The University of Kentucky plans to spend $6.25 million this summer installing a new sound system and video scoreboards in Commonwealth Stadium before the first home football game on September 10.
The UK Athletics Association would pay for the upgrade using $3.15 million in private funds and a $3.1 million internal loan from the cash-strapped university, which has not given raises to most employees for three years.
If the proposal is approved by the Board of Trustees, the Council on Postsecondary Education and the legislature's Capital Projects and Bond Oversight Committee, the athletics association would repay the loan over a period not to exceed five years at a variable interest rate that is now 1.64 percent.
Spokesman Jay Blanton said UK found money for the loan in its "operating funds investment pool," which is the working capital for all university day-to-day operations.
The funding arrangement raised the eyebrows of some faculty members on Thursday.
"Once again, when the university finds it needs money it is able to find it in some manner, shape or form," said Ernie Yanarella, a political science professor and former faculty trustee. "Given that it is the athletics program that is requesting essentially a match, this needs to be looked into very carefully."
Joe Peek, a current faculty trustee, said he had only recently heard of the big-ticket proposal.

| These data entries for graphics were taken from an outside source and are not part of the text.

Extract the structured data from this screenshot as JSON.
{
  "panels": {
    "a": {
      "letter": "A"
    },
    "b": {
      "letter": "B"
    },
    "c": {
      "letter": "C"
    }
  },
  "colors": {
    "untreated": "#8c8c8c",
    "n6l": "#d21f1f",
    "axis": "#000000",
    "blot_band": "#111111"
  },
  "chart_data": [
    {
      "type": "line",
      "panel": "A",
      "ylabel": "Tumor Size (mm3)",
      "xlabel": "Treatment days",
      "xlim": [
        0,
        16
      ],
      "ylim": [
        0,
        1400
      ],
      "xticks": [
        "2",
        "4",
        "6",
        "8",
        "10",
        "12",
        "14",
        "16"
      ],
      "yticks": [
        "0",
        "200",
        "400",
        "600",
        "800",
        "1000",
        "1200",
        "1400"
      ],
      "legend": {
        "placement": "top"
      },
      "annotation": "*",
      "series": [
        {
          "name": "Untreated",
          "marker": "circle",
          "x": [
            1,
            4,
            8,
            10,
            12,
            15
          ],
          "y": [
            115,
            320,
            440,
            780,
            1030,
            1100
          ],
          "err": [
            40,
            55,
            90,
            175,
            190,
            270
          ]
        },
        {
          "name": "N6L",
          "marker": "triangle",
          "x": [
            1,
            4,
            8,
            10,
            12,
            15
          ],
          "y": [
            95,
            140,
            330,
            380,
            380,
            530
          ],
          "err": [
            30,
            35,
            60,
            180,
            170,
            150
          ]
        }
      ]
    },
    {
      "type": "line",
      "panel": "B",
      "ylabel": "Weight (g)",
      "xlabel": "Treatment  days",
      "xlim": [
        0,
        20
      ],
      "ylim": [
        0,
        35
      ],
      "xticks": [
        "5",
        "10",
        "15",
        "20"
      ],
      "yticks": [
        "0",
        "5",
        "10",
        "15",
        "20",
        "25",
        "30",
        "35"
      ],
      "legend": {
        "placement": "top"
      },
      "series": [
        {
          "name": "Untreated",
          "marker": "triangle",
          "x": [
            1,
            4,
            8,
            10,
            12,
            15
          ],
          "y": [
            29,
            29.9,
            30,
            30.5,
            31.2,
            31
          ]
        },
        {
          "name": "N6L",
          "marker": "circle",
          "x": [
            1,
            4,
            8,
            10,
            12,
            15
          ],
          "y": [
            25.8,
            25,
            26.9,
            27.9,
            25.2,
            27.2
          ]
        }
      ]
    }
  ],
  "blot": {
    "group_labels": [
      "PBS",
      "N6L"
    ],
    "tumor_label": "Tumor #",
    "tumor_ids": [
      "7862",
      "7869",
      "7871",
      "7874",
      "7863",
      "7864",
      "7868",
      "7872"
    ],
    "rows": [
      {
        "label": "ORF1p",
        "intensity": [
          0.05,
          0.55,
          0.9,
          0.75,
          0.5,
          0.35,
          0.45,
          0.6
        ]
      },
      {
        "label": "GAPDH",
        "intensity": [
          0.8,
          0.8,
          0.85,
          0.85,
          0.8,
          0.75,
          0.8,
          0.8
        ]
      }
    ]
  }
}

"Why haven't we had a heads-up on this?" he said. "What is the market interest rate that they would have to pay if they went out and borrowed it? If it's more, then that's a subsidy."
The Council on Postsecondary Education is expected to vote on the proposal at its April 28 meeting. The trustees will take up the issue on May 3.
The existing video boards use Cathode Ray Tube technology that was installed in July 1999 and has become difficult to maintain, according to a summary of the project included on the agenda of the council's April 28 meeting.
The university would install two large panels that use Light-Emitting Diode technology, along with "ribbon boards" on the upper deck sidelines and suite corners that would increase advertising revenue.
The stadium's current video boards "don't provide the kind of sophisticated viewing experience that fans have come to expect across the country," Athletics Director Mitch Barnhart said in a written statement.
The new boards will give fans more access to statistics, scoring updates from games, video replays and closed captioning, Barnhart said.
"As importantly, the boards will generate increased revenue through the sales and marketing of video advertising," he said.
Asked why the athletics department didn't pay for the project using its own endowment funds, Blanton said those funds "are invested on a long-term basis and it makes more financial sense, in this instance, to purchase the new boards in this manner."
Trustees chairman Britt Brockman of Louisville said he had not been involved in discussions concerning the new video boards. He said the loan has "got to do with the day-to-day operations of the university," which would be outgoing UK President Lee T. Todd Jr.'s bailiwick.
"My assumption is that he and the athletic director have made this recommendation," Brockman said.
In February, Todd extended Barnhart's contract to 2019, which he said was a favor to his successor. Barnhart's base salary was boosted from $475,000 to $600,000 annually.
The preferred candidate to become Todd's successor is expected to be voted on by the trustees at their May 3 meeting.
Barnhart has long said he wants to upgrade Commonwealth Stadium.
In a December 2010 interview, he said his primary focus in 2011 would be renovating the stadium. Items on his to-do list included new scoreboards, the addition of club seating and more luxury suites, the construction of a multi-purpose recruiting room, upgrades to the concession stand areas and the addition of electronic monitors in the concourse areas and around the perimeter of the stadium.
The renovations would cost an estimated $150 million to $180 million, Barnhart said.
He said the funding could be assembled three ways: support from the state, fund-raising and borrowing.